The PI3K/AKT/mTOR signaling pathway is blocked by a number of inhibitors. Rapamycin derivatives such as temsirolimus, the first clinically applied inhibitor, mainly inhibit mTORC1. Dual inhibitors such as GDC-0980, BEZ235, and SF1126 inhibit PI3K and mTORC1/2[37], whereas BKM120 and GDC-0941 specifically inhibit PI3K but not mTOR[38]. In addition, Alkyl phosphoric acid choline compound can effectively inhibit AKT[39,40].

Studies have indicated that loss of the PTEN gene and dysregulation of the PI3K/ATK/mTOR signaling pathway may play an important role in the progression and drug resistance of GISTs. In cells with absent or low-level expression of PTEN, tumor progression is more rapid[41]. PTEN gene silencing also leads to abnormal activation of the PI3K/AKT/mTOR pathway[42].

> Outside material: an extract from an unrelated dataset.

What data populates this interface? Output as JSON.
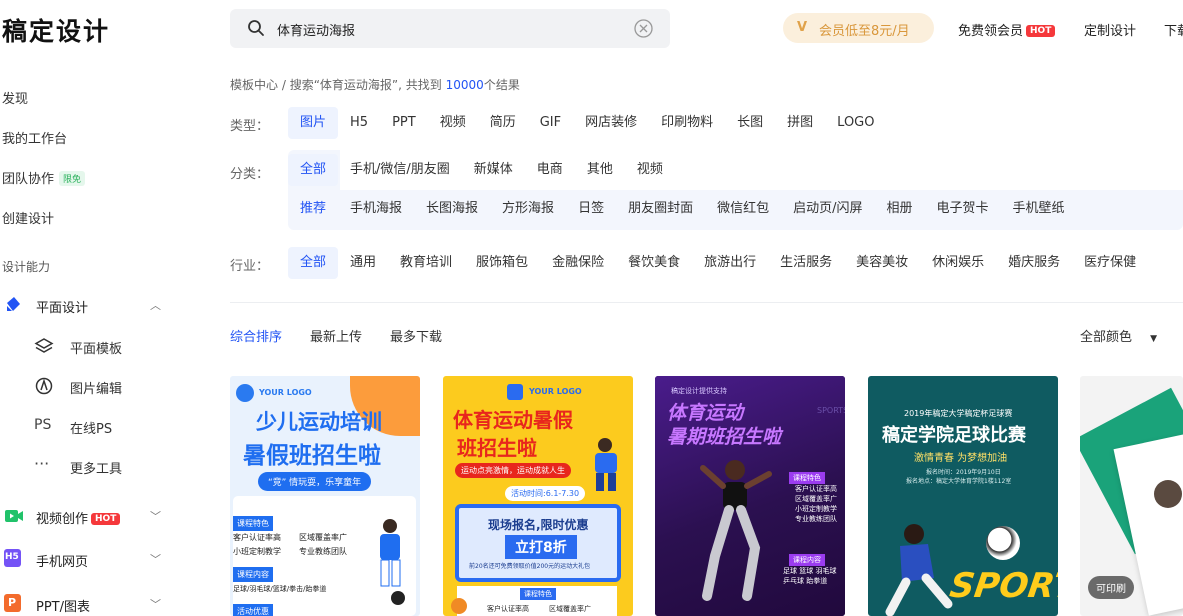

The expression of mTOR and phosphorylated mTOR is much higher in GISTs measuring > 5 cm in diameter with a medium to high risk of recurrence than in GISTs measuring < 5 cm in diameter with a low or very low recurrence risk[43]. However, few reports have focused on the role of mTOR in the pathogenesis of GISTs.

Collectively, these studies indicate that RTK-targeted therapy can benefit about 85% patients with GISTs, but drug resistance is a major hindrance to its application. The PI3K/ATK/mTOR pathway is believed to be an important pathway for the development and progression of GISTs, suggesting that signaling molecules in this pathway may be useful targets for the development of novel therapies.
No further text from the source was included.